O primeiro lugar ao Brasil no Grupo B da Copa América Centenário, nos Estados Unidos, vale mais do que, teoricamente, enfrentar um rival mais fraco na quartas de final —Estados Unidos ou Paraguai, evitando a Colômbia.

Vale também menos desgaste a um elenco que tem atletas, na maioria, em final de temporada por atuarem na Europa — o grupo já teve cinco cortes por lesões na competição (três “europeus”, Douglas Costa, Rafinha e Ederson, Ricardo Oliveira, que atua no Brasil, e Kaká, nos Estados Unidos).

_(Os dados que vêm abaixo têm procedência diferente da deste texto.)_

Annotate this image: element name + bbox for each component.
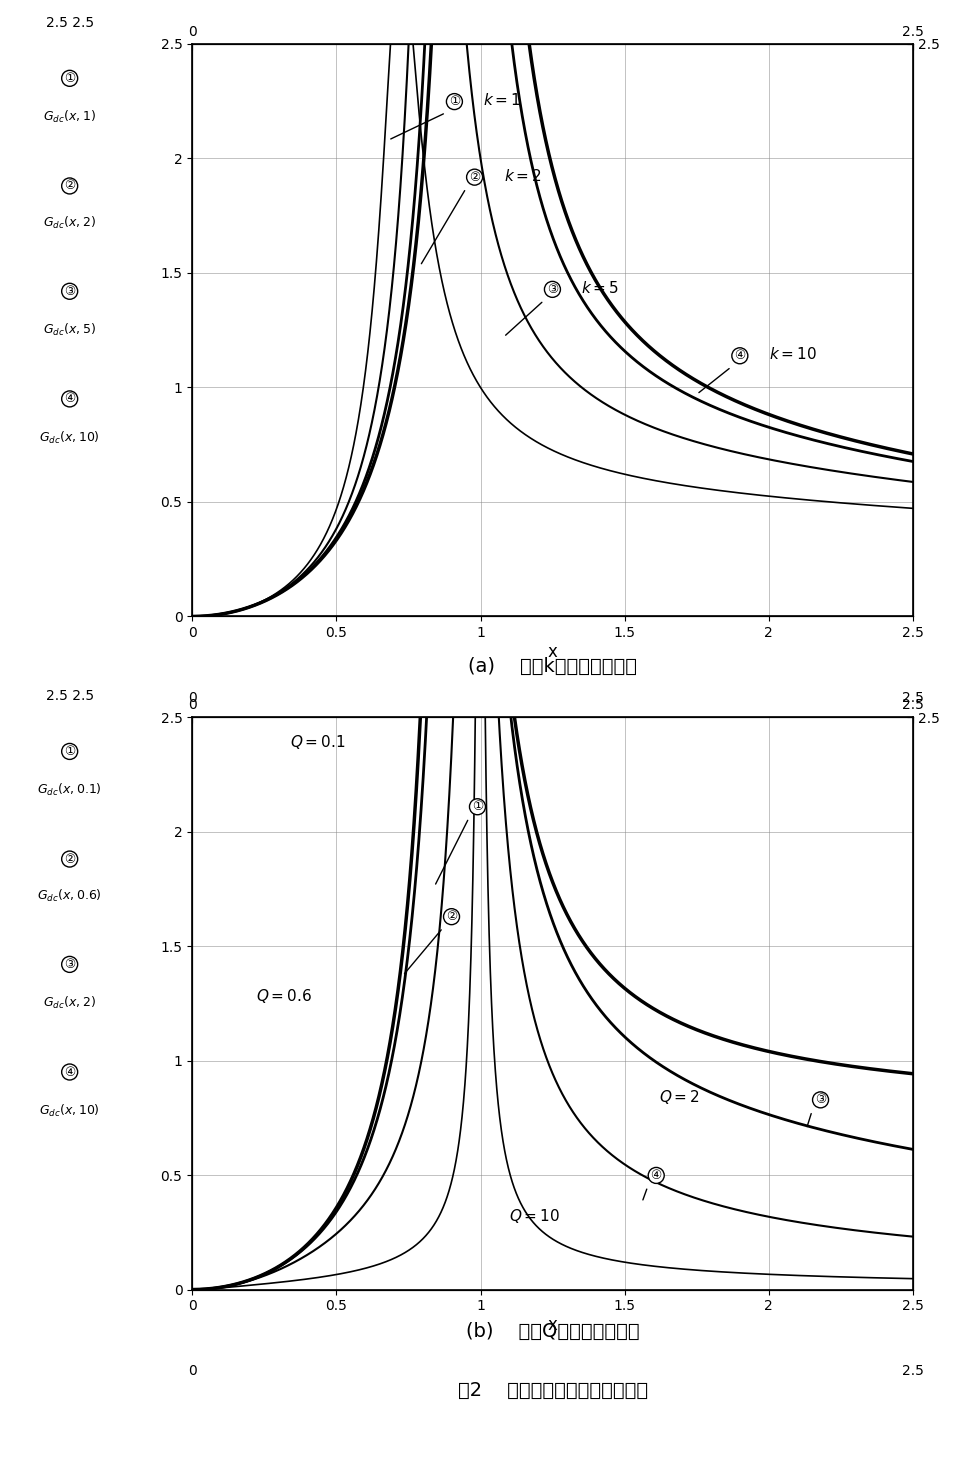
Text: $Q=0.6$: $Q=0.6$ bbox=[256, 987, 311, 1006]
Text: ④: ④ bbox=[64, 1066, 75, 1079]
Text: 2.5: 2.5 bbox=[902, 1363, 924, 1378]
Text: (a)    不同k值下的直流增益: (a) 不同k值下的直流增益 bbox=[468, 657, 637, 676]
Text: $G_{dc}(x,10)$: $G_{dc}(x,10)$ bbox=[39, 430, 100, 446]
Text: ②: ② bbox=[64, 853, 75, 865]
Text: ④: ④ bbox=[734, 349, 746, 362]
Text: $G_{dc}(x,10)$: $G_{dc}(x,10)$ bbox=[39, 1102, 100, 1119]
Text: (b)    不同Q值下的直流增益: (b) 不同Q值下的直流增益 bbox=[466, 1322, 639, 1341]
Text: $k=1$: $k=1$ bbox=[483, 92, 521, 108]
Text: ①: ① bbox=[472, 800, 483, 814]
Text: $Q=2$: $Q=2$ bbox=[659, 1088, 701, 1105]
Text: ①: ① bbox=[449, 95, 460, 108]
Text: 2.5 2.5: 2.5 2.5 bbox=[45, 16, 94, 31]
Text: ①: ① bbox=[64, 72, 75, 85]
Text: 2.5 2.5: 2.5 2.5 bbox=[45, 689, 94, 704]
Text: ②: ② bbox=[469, 170, 480, 183]
Text: 2.5: 2.5 bbox=[902, 690, 924, 705]
Text: ①: ① bbox=[64, 745, 75, 758]
Text: $k=5$: $k=5$ bbox=[581, 280, 619, 296]
Text: ④: ④ bbox=[64, 393, 75, 406]
Text: ④: ④ bbox=[651, 1168, 662, 1182]
Text: $Q=0.1$: $Q=0.1$ bbox=[290, 733, 346, 751]
Text: ③: ③ bbox=[547, 283, 558, 296]
Text: 0: 0 bbox=[187, 1363, 197, 1378]
Text: 图2    不同参数对直流增益的影响: 图2 不同参数对直流增益的影响 bbox=[457, 1381, 648, 1400]
Text: ③: ③ bbox=[64, 284, 75, 298]
Text: 0: 0 bbox=[187, 690, 197, 705]
Text: $G_{dc}(x,2)$: $G_{dc}(x,2)$ bbox=[43, 995, 96, 1012]
Text: ②: ② bbox=[64, 179, 75, 192]
Text: $k=2$: $k=2$ bbox=[504, 167, 541, 183]
X-axis label: x: x bbox=[548, 1316, 557, 1334]
Text: $G_{dc}(x,1)$: $G_{dc}(x,1)$ bbox=[43, 108, 96, 125]
Text: $G_{dc}(x,0.1)$: $G_{dc}(x,0.1)$ bbox=[37, 783, 102, 799]
X-axis label: x: x bbox=[548, 644, 557, 661]
Text: ③: ③ bbox=[64, 957, 75, 970]
Text: $k=10$: $k=10$ bbox=[769, 346, 817, 362]
Text: $G_{dc}(x,2)$: $G_{dc}(x,2)$ bbox=[43, 214, 96, 230]
Text: ③: ③ bbox=[815, 1094, 826, 1107]
Text: $G_{dc}(x,5)$: $G_{dc}(x,5)$ bbox=[43, 323, 96, 339]
Text: $Q=10$: $Q=10$ bbox=[509, 1207, 560, 1226]
Text: $G_{dc}(x,0.6)$: $G_{dc}(x,0.6)$ bbox=[37, 887, 102, 903]
Text: ②: ② bbox=[446, 910, 457, 924]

Se acabar na liderança da chave, o Brasil joga em Nova Jersey, ao lado de Nova York, na sexta (17). Como encerra sua participação na primeira fase no domingo (12) contra o Peru, em Boston, o deslocamento seria de um voo de aproximadamente uma hora (são 346 km de distância entre as cidades).

O segundo lugar, por outro lado, faria a seleção viajar novamente de costa a costa nos EUA — na estreia o time atuou próximo a Los Angeles, no oeste, e depois voou mais de cinco horas a Orlando, no leste.

O jogo de quartas de final como segundo seria em Seattle, a 4.600 km de Boston, com mais de seis horas de voo.

E não é só o desgaste dentro do avião o problema. Há também o fuso horário, com três horas a menos do que o elenco convive em Orlando e Boston, sedes do segundo e terceiro jogos na competição.

Seria a quarta mudança de fuso dentro dos Estados Unidos desde que a delegação desembarcou no país, em 23 de maio.

Primeiro teve o horário da costa oeste, em Los Angeles, onde o time se preparou para o torneio, com diferença de quatro horas para o Brasil. Depois o de uma região mais central, em Denver, palco do amistoso contra o Panamá, com três a menos do que o Brasil, e por último o da costa leste, em Orlando e Boston, com uma a menos se comparando com o horário de Brasília.

Para piorar, o jogo em Seattle seria na quinta (16), ou seja, o time teria um dia a menos para se recuperar do confronto contra os peruanos.

“Nosso objetivo é ser primeiro, independentemente de contra quem ou onde vamos jogar”, disse o lateral-direito Daniel Alves, que vem sendo o capitão com ausência do zagueiro Miranda, que se recupera de uma pequena lesão na coxa.

MÃOZINHA

O empate entre Equador e Peru, 2 a 2, na quarta (8), fez com que o Brasil possa ser primeiro até com um empate, desde que o Equador não bata o Haiti por diferença superior a seis gols – o Brasil fez 7 a 1 e abriu seis de saldo de gols, contra zero dos líderes das eliminatórias à Copa-2018.

Se vencer os peruanos, o time de Dunga não precisará se preocupar com o resultado dos equatorianos, que por sinal acontecerá antes, também no domingo.

A tabela da competição não colocou os jogos de cada um dos quatro grupos nas rodadas finais da primeira fase no mesmo horário, como de praxe em torneios grandes organizados pela Fifa ou até mesmo pela Conmebol (Confederação Sul-Americana de Futebol), que faz isso para evitar suspeitas de combinações — a Copa América Centenário tem organização da US Soccer, a federação de futebol dos EUA.

Portanto, Brasil e Peru saberão exatamente o que é preciso fazer para serem primeiro ou segundo da chave. Ainda há claro, a terceira hipótese, que seria desastrosa para Dunga: uma derrota pode eliminar os brasileiros precocemente.